03 Temmuz 2016

Sahici ol canımı ye...

Lütfen tüm kirliliklerini güzelim kelimelere, tümcelere sarmalayıp benim burnuma sokma, fena oluyorum, deliriyorum...

Süfli hayatlar güzelim tümcelerle sarmalanıp önüme konulmuyor mu, işte o zaman deliriyorum.

O güzelim kelimeler, büyülü tümceler bazılarının ağızlarında çöpe dönüşüveriyor. Sizler de çok rastlamışsınızdır. Tabii kelimelerin gerçek dünyasında gezinmeyi sevenlerdenseniz...

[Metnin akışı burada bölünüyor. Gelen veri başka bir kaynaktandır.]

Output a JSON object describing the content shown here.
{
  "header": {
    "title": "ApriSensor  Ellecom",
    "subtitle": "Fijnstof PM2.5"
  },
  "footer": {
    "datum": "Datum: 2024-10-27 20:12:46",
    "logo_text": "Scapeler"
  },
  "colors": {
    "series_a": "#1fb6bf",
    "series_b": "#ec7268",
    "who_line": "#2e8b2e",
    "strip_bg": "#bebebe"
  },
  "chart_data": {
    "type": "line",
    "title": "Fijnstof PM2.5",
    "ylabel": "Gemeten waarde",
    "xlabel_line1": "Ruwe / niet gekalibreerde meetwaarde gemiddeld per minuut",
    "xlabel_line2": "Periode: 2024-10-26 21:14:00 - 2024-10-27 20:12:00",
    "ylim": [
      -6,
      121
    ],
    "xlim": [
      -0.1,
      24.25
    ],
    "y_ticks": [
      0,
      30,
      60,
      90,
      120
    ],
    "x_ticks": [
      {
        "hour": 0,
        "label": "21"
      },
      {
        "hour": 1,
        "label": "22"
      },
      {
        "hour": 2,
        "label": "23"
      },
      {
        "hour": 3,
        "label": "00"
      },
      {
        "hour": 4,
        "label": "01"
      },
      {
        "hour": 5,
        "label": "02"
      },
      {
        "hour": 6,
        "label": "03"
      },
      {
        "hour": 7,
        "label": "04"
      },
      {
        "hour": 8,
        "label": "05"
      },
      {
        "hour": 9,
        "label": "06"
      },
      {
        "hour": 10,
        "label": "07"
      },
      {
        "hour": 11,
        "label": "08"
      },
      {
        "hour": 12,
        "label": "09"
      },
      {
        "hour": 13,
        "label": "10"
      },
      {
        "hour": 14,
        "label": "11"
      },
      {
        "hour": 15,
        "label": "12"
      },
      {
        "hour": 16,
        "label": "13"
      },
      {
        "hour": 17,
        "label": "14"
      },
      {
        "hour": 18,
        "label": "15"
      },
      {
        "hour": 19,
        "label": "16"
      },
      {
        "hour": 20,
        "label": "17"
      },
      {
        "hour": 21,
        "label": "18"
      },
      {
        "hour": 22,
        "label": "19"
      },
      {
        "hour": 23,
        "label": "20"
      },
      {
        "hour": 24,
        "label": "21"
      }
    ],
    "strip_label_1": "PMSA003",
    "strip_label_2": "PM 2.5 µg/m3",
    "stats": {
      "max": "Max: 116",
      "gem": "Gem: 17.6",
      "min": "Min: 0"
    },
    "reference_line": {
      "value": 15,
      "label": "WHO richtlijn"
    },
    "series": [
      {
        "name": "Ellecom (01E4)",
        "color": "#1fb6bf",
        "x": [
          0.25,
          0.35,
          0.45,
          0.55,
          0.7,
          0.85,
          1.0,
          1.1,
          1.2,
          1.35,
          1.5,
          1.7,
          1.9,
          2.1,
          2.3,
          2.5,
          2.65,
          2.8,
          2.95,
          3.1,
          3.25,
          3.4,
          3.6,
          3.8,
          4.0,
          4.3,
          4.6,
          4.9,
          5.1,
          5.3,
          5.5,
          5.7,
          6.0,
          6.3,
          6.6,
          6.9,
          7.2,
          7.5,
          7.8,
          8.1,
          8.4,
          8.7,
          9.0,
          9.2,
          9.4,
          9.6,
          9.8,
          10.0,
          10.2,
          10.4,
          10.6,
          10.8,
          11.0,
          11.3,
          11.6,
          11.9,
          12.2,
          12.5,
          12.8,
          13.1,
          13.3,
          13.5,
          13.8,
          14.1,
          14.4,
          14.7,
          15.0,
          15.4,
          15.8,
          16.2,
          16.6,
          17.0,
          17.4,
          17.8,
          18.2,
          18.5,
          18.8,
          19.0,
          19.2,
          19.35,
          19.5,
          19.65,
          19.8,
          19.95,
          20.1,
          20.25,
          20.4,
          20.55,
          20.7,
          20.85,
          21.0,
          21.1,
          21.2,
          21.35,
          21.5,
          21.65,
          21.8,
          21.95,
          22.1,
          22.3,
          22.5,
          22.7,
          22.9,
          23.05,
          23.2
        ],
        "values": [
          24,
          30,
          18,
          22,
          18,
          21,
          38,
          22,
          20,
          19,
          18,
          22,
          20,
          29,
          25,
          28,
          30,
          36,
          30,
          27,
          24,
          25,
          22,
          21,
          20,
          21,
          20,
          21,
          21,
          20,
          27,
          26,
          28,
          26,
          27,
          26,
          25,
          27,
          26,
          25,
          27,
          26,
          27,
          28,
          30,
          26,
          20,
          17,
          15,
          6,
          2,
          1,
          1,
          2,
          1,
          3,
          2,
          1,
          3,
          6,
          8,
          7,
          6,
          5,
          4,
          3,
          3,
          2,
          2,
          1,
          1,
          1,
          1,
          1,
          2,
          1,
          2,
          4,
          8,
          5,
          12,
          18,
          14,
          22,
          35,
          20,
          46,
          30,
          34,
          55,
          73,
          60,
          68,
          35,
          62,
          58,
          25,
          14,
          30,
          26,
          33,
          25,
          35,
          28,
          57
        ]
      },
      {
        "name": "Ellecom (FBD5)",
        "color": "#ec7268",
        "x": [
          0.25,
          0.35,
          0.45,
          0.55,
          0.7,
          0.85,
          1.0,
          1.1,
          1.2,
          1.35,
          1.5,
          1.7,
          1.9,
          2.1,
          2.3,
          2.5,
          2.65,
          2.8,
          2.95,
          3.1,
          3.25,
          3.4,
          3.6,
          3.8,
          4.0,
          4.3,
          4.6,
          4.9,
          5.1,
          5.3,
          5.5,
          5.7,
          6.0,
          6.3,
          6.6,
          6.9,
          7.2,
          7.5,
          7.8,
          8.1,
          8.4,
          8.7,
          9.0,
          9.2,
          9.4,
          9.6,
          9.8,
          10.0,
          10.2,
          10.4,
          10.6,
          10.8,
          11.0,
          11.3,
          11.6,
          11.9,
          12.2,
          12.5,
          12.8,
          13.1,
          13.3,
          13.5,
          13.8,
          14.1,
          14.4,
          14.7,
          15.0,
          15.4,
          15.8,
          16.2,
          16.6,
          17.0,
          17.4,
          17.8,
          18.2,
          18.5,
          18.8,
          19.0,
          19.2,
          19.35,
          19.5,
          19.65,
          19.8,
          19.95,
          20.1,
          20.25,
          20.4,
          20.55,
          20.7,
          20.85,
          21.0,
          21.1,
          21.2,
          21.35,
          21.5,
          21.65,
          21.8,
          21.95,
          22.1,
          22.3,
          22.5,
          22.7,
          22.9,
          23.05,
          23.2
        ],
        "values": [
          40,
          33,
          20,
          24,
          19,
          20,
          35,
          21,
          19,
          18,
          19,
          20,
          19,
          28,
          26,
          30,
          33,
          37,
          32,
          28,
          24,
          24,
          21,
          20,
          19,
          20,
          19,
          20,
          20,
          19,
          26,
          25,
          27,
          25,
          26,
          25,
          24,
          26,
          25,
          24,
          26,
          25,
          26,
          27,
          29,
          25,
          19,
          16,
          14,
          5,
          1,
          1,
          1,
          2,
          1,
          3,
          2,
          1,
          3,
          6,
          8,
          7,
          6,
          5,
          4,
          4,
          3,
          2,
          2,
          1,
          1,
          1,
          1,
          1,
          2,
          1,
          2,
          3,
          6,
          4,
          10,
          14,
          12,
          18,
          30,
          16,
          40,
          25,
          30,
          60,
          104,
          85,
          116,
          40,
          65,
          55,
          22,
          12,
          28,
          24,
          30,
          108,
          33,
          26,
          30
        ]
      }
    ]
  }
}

"Hep kalbimin gösterdiği yolu izledim şekerim..."

Hadi ya...

"Hayatım boyunca yüreğimin götürdüğü yere gittim hep..."

Yapma ya...

Nasıl bir yürek o, kevgir olmuş, delik deşik olmuş...

Şöyle oluyor:

Çöpe döndürdüğümüz, maskelerle, çıkarlarla , yalanlarla, dolanlarla hınca hınç doldurduğumuz hayatları temize çıkarmak gerekiyor. Bütün "sözüm ona hatalardan" kurtulmanın, kendimizi tereyağından kıl çeker gibi aklamanın yolu güzel bir ambalaj...

En güzellerinden bir tümce seçiyoruz. Tüm hinliklerimizi o güzel tümceyle sarmalıyoruz ve aradan sıyrılıveriyoruz.

Yav o hayata benzemeyen hayatının yürekle na alakası var?

Çıkarlarını kolladın, işine gelenleri seçtin, bile bile göre göre çöplüğün içine daldın, kokuştun... Sonra, yüreğinin götürdüğü yere gitmiş oldun.

Oldu canım...

Bir de kurtarıcı bir kelimemiz var ki, sanki can simidi:

Hata..

"O mu? Hataydı şekerim..."

En çok da politikacıların sığınma yeridir "hata"

Gerçi konumuz politikacılar dışı ama yine de bir örnek vermek istiyorum.

Politikacı diyor ki, "Ne istediniz de vermedik..."

Yani ne istendiyse vermişler.

Oysa bir kez verirsin, bakarsın hata, dönüverirsin değil mi?

Hayır...

Yıllarca sürüyor ve ne istenilirse veriliyor. Sonra işler sarpa sarıyor.

"Niye, ne istedilerse verdiniz" diye sorulduğunda yanıt hazır:

"Hataydı..."

İşte tam da bu anlarda deliresim geliyor, yok yok resmen deliriyorum.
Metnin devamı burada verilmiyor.